Abbiamo fatto una chiacchierata con Nate Hall, uno dei più interessanti e prolifici personaggi dell’underground a stelle e strisce. Dopo la lunga esperienza con gli U.S. Christmas, Hall torna oggi con un nuovo progetto chiamato Uktena: di questo, e molto altro, abbiamo parlato con lui.
Innanzitutto, vorrei che tu presentassi ai nostri lettori questo nuovo progetto chiamato Uktena. Quando è nato? Come hai messo insieme la band?

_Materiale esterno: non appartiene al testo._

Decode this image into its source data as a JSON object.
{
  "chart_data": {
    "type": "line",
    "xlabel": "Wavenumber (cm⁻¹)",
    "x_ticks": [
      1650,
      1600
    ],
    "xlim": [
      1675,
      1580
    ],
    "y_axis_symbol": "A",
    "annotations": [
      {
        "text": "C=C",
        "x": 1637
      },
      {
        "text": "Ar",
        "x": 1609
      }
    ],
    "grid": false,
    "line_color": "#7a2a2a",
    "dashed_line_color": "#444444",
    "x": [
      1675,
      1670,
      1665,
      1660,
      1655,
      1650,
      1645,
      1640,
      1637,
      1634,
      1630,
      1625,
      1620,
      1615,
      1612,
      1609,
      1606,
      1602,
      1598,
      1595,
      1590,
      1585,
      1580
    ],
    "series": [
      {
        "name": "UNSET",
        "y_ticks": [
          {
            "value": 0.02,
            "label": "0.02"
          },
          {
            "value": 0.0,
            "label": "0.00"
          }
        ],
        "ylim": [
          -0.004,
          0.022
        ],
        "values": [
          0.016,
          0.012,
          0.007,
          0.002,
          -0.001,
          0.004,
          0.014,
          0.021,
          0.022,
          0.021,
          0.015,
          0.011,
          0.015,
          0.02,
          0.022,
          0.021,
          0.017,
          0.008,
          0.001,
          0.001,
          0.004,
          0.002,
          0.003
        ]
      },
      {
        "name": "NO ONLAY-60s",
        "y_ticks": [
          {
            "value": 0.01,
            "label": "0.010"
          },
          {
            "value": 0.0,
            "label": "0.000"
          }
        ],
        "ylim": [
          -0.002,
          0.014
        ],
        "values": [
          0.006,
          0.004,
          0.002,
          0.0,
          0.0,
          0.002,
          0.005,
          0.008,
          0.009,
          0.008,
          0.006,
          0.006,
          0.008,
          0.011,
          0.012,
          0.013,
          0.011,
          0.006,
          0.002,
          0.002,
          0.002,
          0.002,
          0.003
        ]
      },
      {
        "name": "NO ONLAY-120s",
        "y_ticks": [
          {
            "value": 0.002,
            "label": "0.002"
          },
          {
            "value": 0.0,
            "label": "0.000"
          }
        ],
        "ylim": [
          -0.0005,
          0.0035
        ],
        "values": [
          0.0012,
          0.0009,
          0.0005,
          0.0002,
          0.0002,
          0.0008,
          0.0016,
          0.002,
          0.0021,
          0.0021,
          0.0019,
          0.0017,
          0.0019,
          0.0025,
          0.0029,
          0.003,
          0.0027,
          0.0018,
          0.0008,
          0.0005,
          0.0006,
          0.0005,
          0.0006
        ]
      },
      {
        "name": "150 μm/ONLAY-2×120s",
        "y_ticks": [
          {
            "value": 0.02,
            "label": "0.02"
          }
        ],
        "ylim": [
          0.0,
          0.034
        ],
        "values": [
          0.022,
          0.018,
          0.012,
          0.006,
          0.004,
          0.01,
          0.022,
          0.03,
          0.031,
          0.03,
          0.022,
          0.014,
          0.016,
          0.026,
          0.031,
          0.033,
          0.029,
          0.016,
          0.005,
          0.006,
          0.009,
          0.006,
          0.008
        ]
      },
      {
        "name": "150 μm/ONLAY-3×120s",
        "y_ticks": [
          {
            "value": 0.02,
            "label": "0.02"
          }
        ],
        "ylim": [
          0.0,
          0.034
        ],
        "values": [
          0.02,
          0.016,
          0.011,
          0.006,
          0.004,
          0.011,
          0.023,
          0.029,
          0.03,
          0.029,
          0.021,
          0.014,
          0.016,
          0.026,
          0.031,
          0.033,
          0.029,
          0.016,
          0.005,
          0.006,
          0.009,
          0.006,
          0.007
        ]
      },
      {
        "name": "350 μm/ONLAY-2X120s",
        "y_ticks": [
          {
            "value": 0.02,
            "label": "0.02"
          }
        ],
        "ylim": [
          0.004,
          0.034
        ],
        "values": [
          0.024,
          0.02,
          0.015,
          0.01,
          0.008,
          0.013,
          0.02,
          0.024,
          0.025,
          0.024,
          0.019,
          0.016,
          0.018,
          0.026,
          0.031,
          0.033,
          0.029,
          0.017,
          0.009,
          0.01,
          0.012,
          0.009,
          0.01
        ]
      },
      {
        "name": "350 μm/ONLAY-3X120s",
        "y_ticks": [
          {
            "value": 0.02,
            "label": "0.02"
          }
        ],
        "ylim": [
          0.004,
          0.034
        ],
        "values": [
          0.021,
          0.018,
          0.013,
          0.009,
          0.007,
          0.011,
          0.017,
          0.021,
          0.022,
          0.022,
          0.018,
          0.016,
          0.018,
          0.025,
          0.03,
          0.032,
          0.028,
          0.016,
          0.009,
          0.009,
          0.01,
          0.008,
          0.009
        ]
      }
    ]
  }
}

Gli Uktena sono nati nella mia testa anni fa. Volevo creare qualcosa di indipendente rispetto all’altra mia band [gli US Christmas, ndr]. Inizialmente ho suonato insieme al mio amico Eric, che però mise in piedi una band che qui ha avuto un buon riscontro e dunque era occupato con quella. Avevo anche registrato una canzone con Tony Wyioming [musicista già collaboratore degli stessi USX, dei Minsk e altri, ndr], ma non era una cosa fattibile. Ho incontrato il nostro bassista Joe [Anderson] sul lavoro, e lui è più un chitarrista che un bassista, il che era ciò che idealmente volevo. E lui nemmeno sapeva chi io fossi, il che gli ha consentito una certa libertà. Ho incontrato Ben [Brower, secondo chitarrista] qui in città, e lui è un ragazzo concreto con cui condivido molti gusti musicali. Scott [Thomas] ha suonato la batteria con me per anni, quindi sapevo che con lui avrebbe funzionato. Volevo un suono di chitarra “zanzaroso” e molto personale, e volevo usare campionamenti sulla scia dei Buzzov*en, ma non così psicologicamente disturbanti. Un approccio più umanistico, con speranza e nuove idee. Per comprendere noi stessi come umani.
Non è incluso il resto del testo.